Enrico Morovich nasce a Sussak di Fiume nel 1906. Sussak nacque come sobborgo di Fiume soltanto dopo la metà dell'Ottocento, e anche se venne popolato in maggioranza da slavi (comunque con una percentuale italiana consistente), era strettamente a contatto con la realtà italiana, la città italiana e la cultura italiana, tanto che numerose testimonianze storiche ci sottolineano l'utilizzo del dialetto fiumano quale lingua veicolare.
Negli anni in cui Morovich si diploma in ragioneria, il futuro autore è stato costretto a sopportare il passaggio della "Fiume al di là dell'Eneo" alla Jugoslavia: la divisione della città e la separazione dall'entroterra lo renderanno piuttosto insofferente.
È del 1936 la sua prima produzione letteraria, L'osteria sul torrente, a cui seguiranno Miracoli quotidiani (1938), I ritratti nel bosco (1939), Contadini sui monti (1942) e L'abito verde (1942). Gli ultimi anni di guerra e i primi del dopoguerra, drammatici e sanguinosi per la Venezia Giulia e la Dalmazia, interromperanno per alcuni anni la sua attività letteraria, che riprenderà solo nel 1962, con Racconti e Fantasie.

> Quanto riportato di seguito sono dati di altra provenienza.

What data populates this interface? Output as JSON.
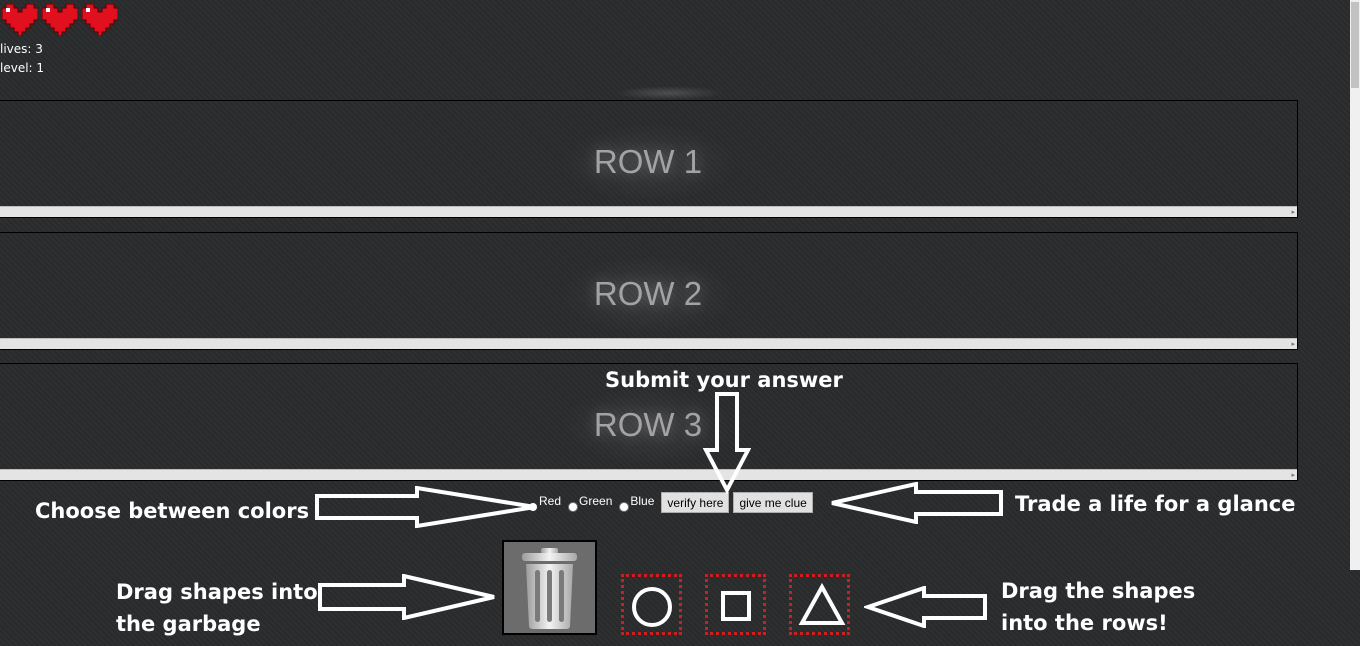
{
  "hud": {
    "lives_text": "lives: 3",
    "level_text": "level: 1",
    "hearts": [
      "heart-icon",
      "heart-icon",
      "heart-icon"
    ]
  },
  "rows": [
    {
      "label": "ROW 1"
    },
    {
      "label": "ROW 2"
    },
    {
      "label": "ROW 3"
    }
  ],
  "controls": {
    "colors": [
      {
        "label": "Red",
        "selected": true
      },
      {
        "label": "Green",
        "selected": false
      },
      {
        "label": "Blue",
        "selected": false
      }
    ],
    "verify_label": "verify here",
    "clue_label": "give me clue"
  },
  "annotations": {
    "submit": "Submit your answer",
    "choose": "Choose between colors",
    "trade": "Trade a life for a glance",
    "garbage_line1": "Drag shapes into",
    "garbage_line2": "the garbage",
    "rows_line1": "Drag the shapes",
    "rows_line2": "into the rows!"
  },
  "palette": {
    "heart": "#e0101e",
    "shape_border": "#d01d1d",
    "background": "#2a2b2d"
  },
  "shapes": [
    "circle-icon",
    "square-icon",
    "triangle-icon"
  ]
}
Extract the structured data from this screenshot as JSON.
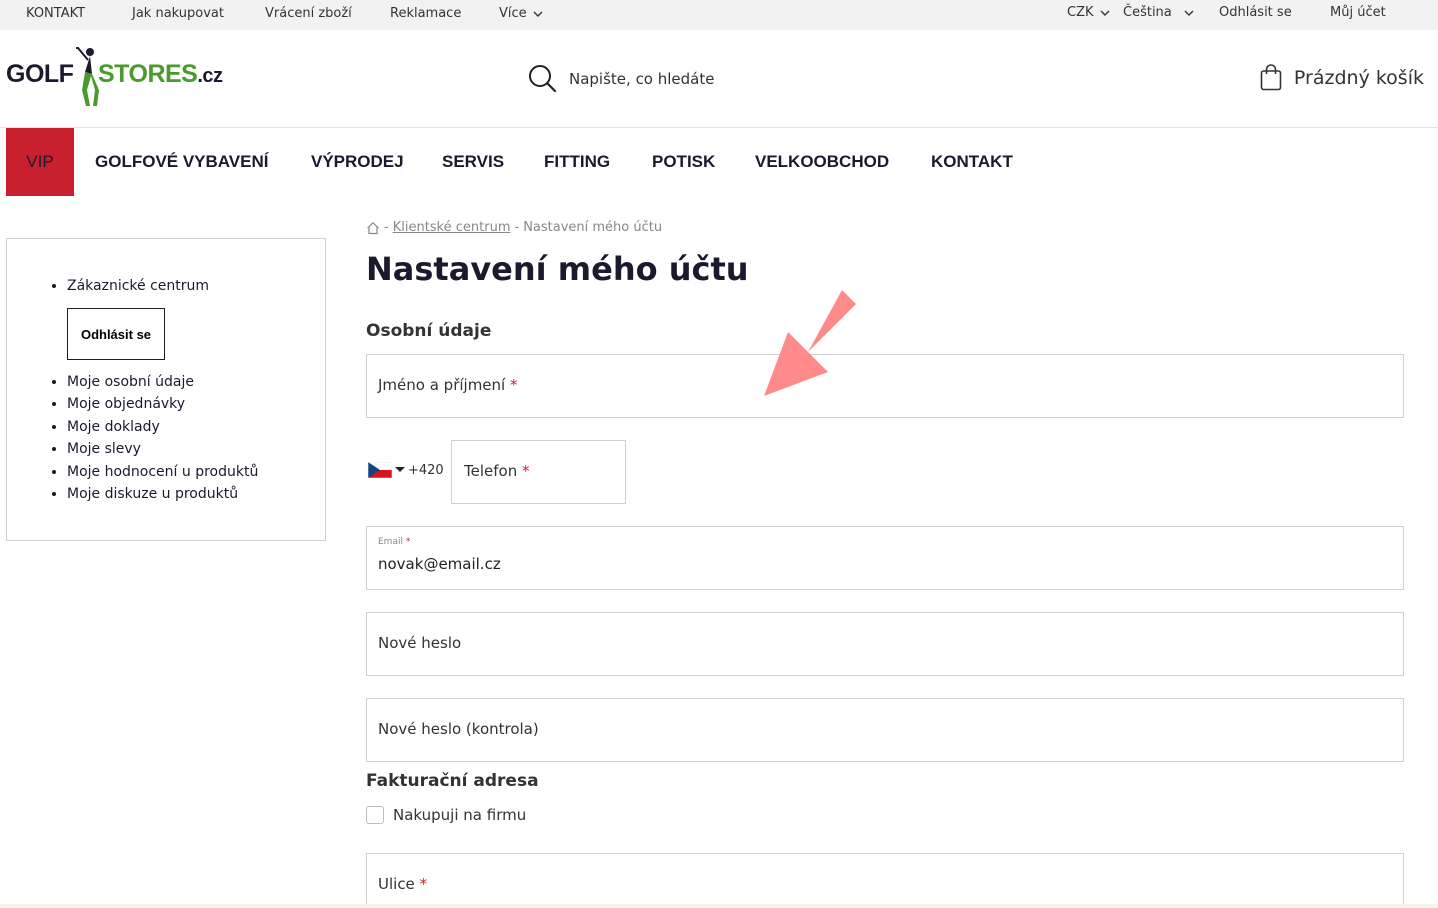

Lo scrittore sceglie di abbandonare la sua terra d'origine e vive prima a Napoli, poi a Lugo (Ravenna), Viareggio, Busalla (Genova) e Pisa, per poi stabilirsi a Genova. Qui pubblica Il baratro (1964), Gli ascensori invisibili (1981), I giganti marini (1984), Piccoli amanti (1990). Nel 1990 si trasferisce nella zona di Lavagna, dove si spegnerà, ottantasettenne. Un anno prima di morire pubblica Un italiano di Fiume (1993), commossa rievocazione della propria città d'origine quale terra italiana.
Ecco una sua descrizione di Fiume, venata di malessere e pessimismo:
"La vista spaziava oltre i tetti
di piccole case fino al mare
azzurro, percorso dalla bora
nell'oro tenue del tramonto di
un giorno sereno. Perché mi
accorgevo del bello spettacolo
soltanto dopo?
Prima, era come
se una coltre rossa di fuoco mi
impedisse di vedere ogni gioia
anche minima, a portata di mano".
Nelle sue Cronache vicine e lontane appare di nuovo la realtà fiumana e quarnerina:
"Guardo
giù la baia in tempi lontani pacifica e
vuota, ora tutta un cantiere, piena di
navi piccole e grandi. Quanta gente è scesa
tutt'intorno e vive giorno e notte accanto
al mare. Lo vede, lo guarda, lo scorda lo
sogna, c'è chi lo dipinge e lo descrive;
in tanti cervelli quel mare è spettacolo quotidiano,
in altri, lontani,
è solo un ricordo sempre più pallido e sbiadito".
È sempre Morovich a dire di sé stesso: "Quand'ero a Fiume dicevo che avrei voluto vivere in mezzo agli italiani per imparare a scrivere. Bruciai, prima di partire, tutti i miei quaderni in una grande stufa di maiolica. [...] Stavo meglio quando non pubblicavo libri, ma scrivevo sui giornali. [...] Ho cominciato a scrivere tanto tempo fa, avevo ventidue anni. Quando collaborai con "Solaria" mi resi conto che avrei dovuto scrivere cose serie. Io credo di scrivere come un medium, ispirato da una forza inconoscibile. Quando ero a Fiume avevo una realtà che descrivevo; quando il mio mondo è divenuto onirico, il mio ambiente si è fatto mentale e mi piace. Vedo la letteratura come un sogno animato da un soffio, comincio a scrivere senza sapere dove andrò, ma poi arrivo, per una forza sconosciuta, in fondo alla pagina. Credo che la vita continui dentro, oltre la morte, per questo non ne ho paura. Mi trovo meglio a scrivere racconti, per essere un romanziere bisogna essere pazienti. Ma ormai mi è rimasta solo la memoria".